# Post storm fishing



## gnappi (Sep 27, 2017)

So far fishing is not good. 

The water conditions have deteriorated. The water is dark and dirty, and levels have dropped severely and I think this is forcing bait fish out of the shallows into deeper water making feeding easier for larger fish.

I've caught and released a couple of 10"-12" LMB's, my gf's son landed a small snake head and a decent sized bass, but over several days of fishing it's got a long way to go.

Anyone here in storm affected areas seeing the same slow fishing or an improvement?


----------



## .Mike (Sep 27, 2017)

We didn't get a direct hit or anything, but we got a decent amount of surge. It was enough to churn up our water, and push the fish out to the ocean.

Right now, fishing stinks. Nobody in the area is catching much in the areas where we fish.

We fish the tidal creeks... redfish, trout, flounder. In three trips out since the storm, we have caught a single keeper, a 17" flounder that my wife caught.

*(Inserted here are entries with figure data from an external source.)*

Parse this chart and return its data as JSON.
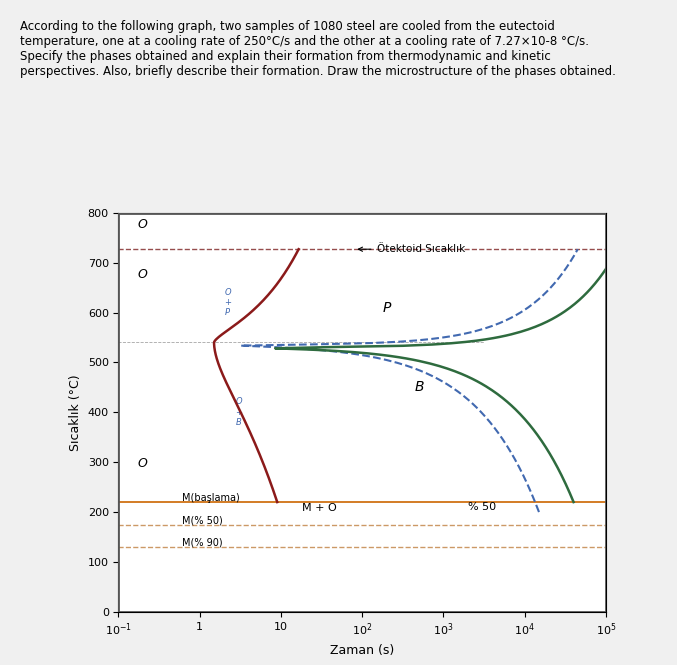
{
  "title_text": "According to the following graph, two samples of 1080 steel are cooled from the eutectoid\ntemperature, one at a cooling rate of 250°C/s and the other at a cooling rate of 7.27×10-8 °C/s.\nSpecify the phases obtained and explain their formation from thermodynamic and kinetic\nperspectives. Also, briefly describe their formation. Draw the microstructure of the phases obtained.",
  "ylabel": "Sıcaklık (°C)",
  "xlabel": "Zaman (s)",
  "eutectoid_temp": 727,
  "Ms_temp": 220,
  "M50_temp": 175,
  "M90_temp": 130,
  "nose_temp": 540,
  "nose_time": 1.5,
  "curve_color_outer": "#8B1A1A",
  "curve_color_inner": "#2E6B3E",
  "dashed_color": "#4169B0",
  "eutectoid_color": "#8B1A1A",
  "Ms_color": "#CC6600",
  "M50_color": "#CC9966",
  "M90_color": "#CC9966",
  "background_outer": "#F5F5F0",
  "background_inner": "#FFFFFF"
}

We'll be trying again this weekend, and I hope it picks up.


----------



## gnappi (Sep 29, 2017)

Well, even with the trees down all over the banks and the junk in the dirty water, today was a good one. A nice 20" or so took my lure, and I missed a couple. Tough shoreline fishing with so much tree debris in the water and on the banks. Funny, all the larger LMB's I've caught this year were skinny, while the Peacocks have been fat.


----------



## handyandy (Oct 12, 2017)

Nice bass dang skinny though like you said almost looks starved lol.


----------



## gnappi (Oct 14, 2017)

handyandy said:


> Nice bass dang skinny though like you said almost looks starved lol.



Yeah, these peacocks were caught in the same waters, and roughly the same size as the LMB. Weird.


----------